At the 1984 Republican National Convention, Kirkpatrick called out her fellow lifelong Democrats on their recent foreign policy follies and their fundamental shift from the ideals of Truman, Kennedy, and Johnson. Indeed, her views on foreign policy and liberalism ring true today. Foreign policy matters- in her time the Soviet Union, in 2006 Islamic terrorism- are central to the freedom, prosperity, and yes, the survival of the United States. Today, just as they were in 1984, Democrats are offering the wrong policies. Democrats wanted détente, nuclear freeze, and peaceful coexistence with the Soviet Union. Today, they want an immediate pullout from Iraq (a strategy even the recently commissioned Iraq Study Group has debunked) and negotiations with Iran, Syria, and North Korea. By the way, Iran is that country that recently convened a conference to determine whether or not the Holocaust occurred. Kirkpatrick described Democrats not as behaving like hawks or even doves but like ostriches, thinking they would be safe from the world’s problems by simply hiding their heads in the sand.

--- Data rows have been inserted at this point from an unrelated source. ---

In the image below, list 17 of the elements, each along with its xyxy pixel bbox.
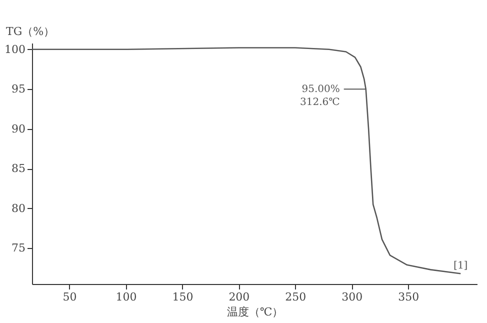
y-tick-label: 75 (12, 242, 26, 255)
y-tick-label: 90 (12, 122, 26, 136)
y-tick-label: 100 (4, 42, 26, 56)
y-axis-title: TG（%） (6, 25, 55, 38)
x-tick-label: 300 (342, 290, 363, 304)
x-tick-label: 50 (62, 290, 77, 304)
y-tick-label: 85 (12, 162, 26, 176)
x-tick-label: 100 (116, 290, 137, 304)
x-tick-label: 350 (398, 290, 420, 304)
y-tick-label: 95 (12, 82, 26, 96)
y-tick-label: 80 (12, 202, 26, 215)
x-tick-label: 200 (228, 290, 250, 304)
x-axis-title: 温度（℃） (226, 306, 284, 318)
annotation: [1] (454, 260, 468, 272)
x-tick-label: 150 (172, 290, 194, 304)
annotation: 95.00% 312.6℃ (300, 84, 340, 108)
x-tick-label: 250 (285, 290, 306, 304)
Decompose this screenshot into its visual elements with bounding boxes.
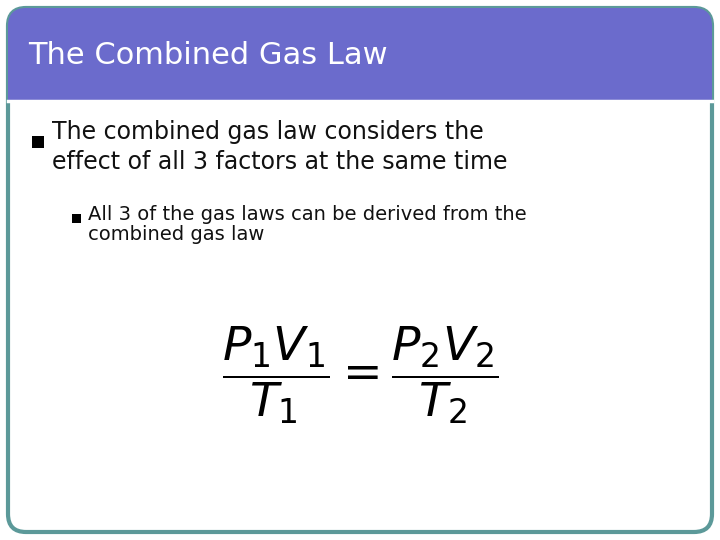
Bar	[32, 136, 44, 148]
Text: $\dfrac{P_1V_1}{T_1} = \dfrac{P_2V_2}{T_2}$: $\dfrac{P_1V_1}{T_1} = \dfrac{P_2V_2}{T_…	[222, 324, 498, 426]
Text: combined gas law: combined gas law	[88, 225, 264, 244]
Text: The Combined Gas Law: The Combined Gas Law	[28, 41, 387, 70]
Text: All 3 of the gas laws can be derived from the: All 3 of the gas laws can be derived fro…	[88, 205, 526, 224]
Bar	[72, 214, 81, 223]
FancyBboxPatch shape	[8, 8, 712, 532]
Text: effect of all 3 factors at the same time: effect of all 3 factors at the same time	[52, 150, 508, 174]
FancyBboxPatch shape	[8, 8, 712, 103]
Bar	[8, 83, 712, 103]
Text: The combined gas law considers the: The combined gas law considers the	[52, 120, 484, 144]
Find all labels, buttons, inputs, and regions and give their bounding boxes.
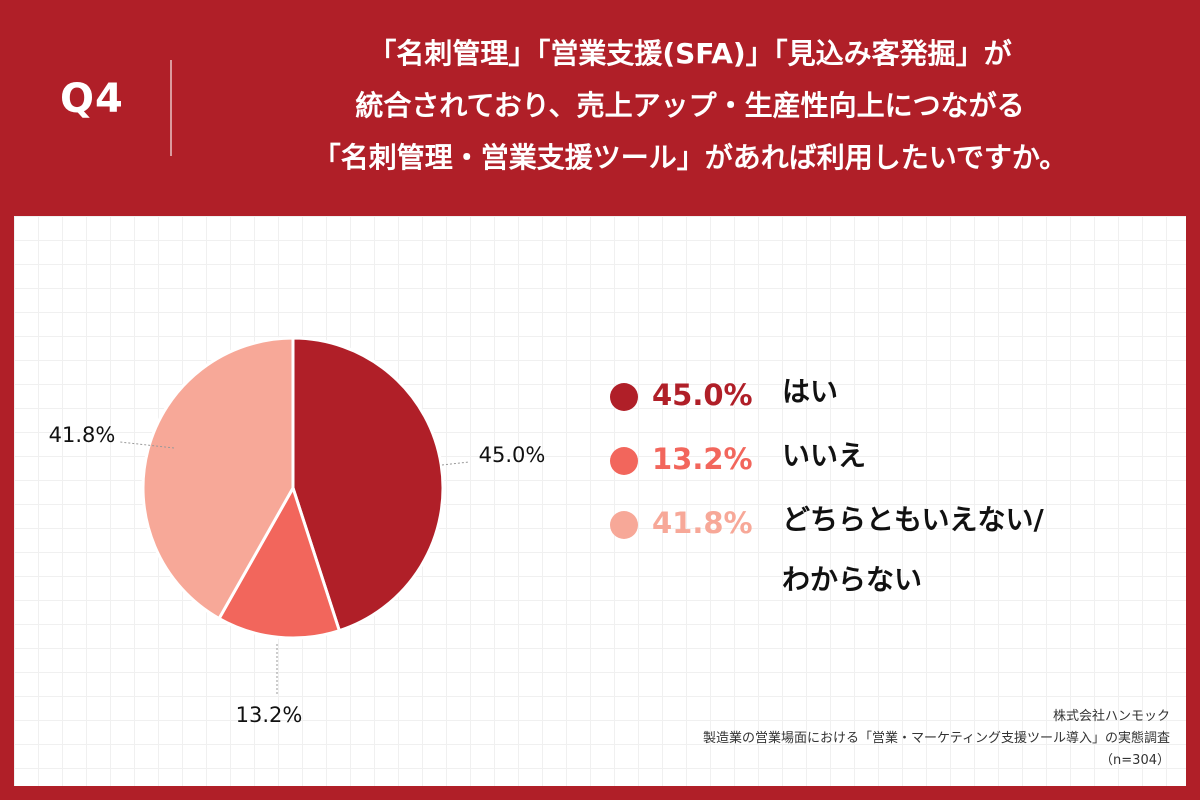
legend-percent-yes: 45.0% [652, 378, 753, 412]
pie-chart: 45.0% 13.2% 41.8% [49, 336, 546, 727]
header-divider [170, 60, 172, 156]
legend-item-no: 13.2% いいえ [610, 430, 1170, 494]
legend-label-unsure-line-2: わからない [782, 563, 923, 596]
legend-marker-unsure [610, 511, 638, 539]
source-note: 株式会社ハンモック 製造業の営業場面における「営業・マーケティング支援ツール導入… [703, 706, 1170, 772]
question-header: Q4 「名刺管理」「営業支援(SFA)」「見込み客発掘」が 統合されており、売上… [0, 0, 1200, 216]
data-label-unsure: 41.8% [49, 423, 116, 447]
chart-panel: 45.0% 13.2% 41.8% 45.0% はい 13.2% いいえ 41.8% [14, 216, 1186, 786]
question-text: 「名刺管理」「営業支援(SFA)」「見込み客発掘」が 統合されており、売上アップ… [195, 28, 1185, 184]
pie-slice-yes [291, 336, 445, 633]
data-label-yes: 45.0% [479, 443, 546, 467]
legend-label-no-line-1: いいえ [782, 439, 867, 472]
source-company: 株式会社ハンモック [1052, 709, 1170, 724]
pie-leader-lines [119, 441, 470, 694]
source-sample: （n=304） [1100, 753, 1170, 768]
chart-legend: 45.0% はい 13.2% いいえ 41.8% どちらともいえない/ わからな… [610, 366, 1170, 596]
legend-label-yes: はい [782, 375, 1142, 422]
legend-item-yes: 45.0% はい [610, 366, 1170, 430]
legend-item-unsure: 41.8% どちらともいえない/ わからない [610, 494, 1170, 596]
legend-label-unsure-line-1: どちらともいえない/ [782, 503, 1044, 536]
legend-label-yes-line-1: はい [782, 375, 839, 408]
leader-line-unsure [119, 441, 175, 449]
question-line-1: 「名刺管理」「営業支援(SFA)」「見込み客発掘」が [368, 37, 1012, 70]
leader-line-yes [441, 461, 470, 466]
legend-label-no: いいえ [782, 439, 1142, 486]
question-line-2: 統合されており、売上アップ・生産性向上につながる [355, 89, 1025, 122]
question-line-3: 「名刺管理・営業支援ツール」があれば利用したいですか。 [312, 141, 1068, 174]
pie-data-labels: 45.0% 13.2% 41.8% [49, 423, 546, 727]
legend-label-unsure: どちらともいえない/ わからない [782, 503, 1142, 610]
source-survey: 製造業の営業場面における「営業・マーケティング支援ツール導入」の実態調査 [703, 731, 1170, 746]
pie-slice-unsure [141, 336, 295, 621]
data-label-no: 13.2% [236, 703, 303, 727]
question-number: Q4 [60, 76, 124, 122]
legend-percent-no: 13.2% [652, 442, 753, 476]
legend-marker-yes [610, 383, 638, 411]
pie-slice-no [217, 486, 341, 640]
legend-marker-no [610, 447, 638, 475]
pie-slices [141, 336, 445, 640]
legend-percent-unsure: 41.8% [652, 506, 753, 540]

Jeane Kirkpatrick was one of the first influential neoconservatives along with Senator Henry “Scoop” Jackson and Irving Kristol who bolted from their ideological backgrounds and put American interests ahead of partisan ones. She in fact held something in common with the President she worked for: the Democratic Party left them, not vice-versa. Maybe what the Democrats need are more conservative (or at least clear-thinking) members who realize that fundamentalist, blood-thirsty Muslim terrorists are America’s enemy, not George Bush. Maybe they need more Zell Millers who vote for the interests of Americans fearful of additional terrorist attacks instead of unionized federal airport screeners concerned a 40 hour work week might be too strenuous. How appropriate that Kirkpatrick should have called this new batch of loony liberals “San Francisco Democrats.” Now we get to see what happens when we make one of them Speaker.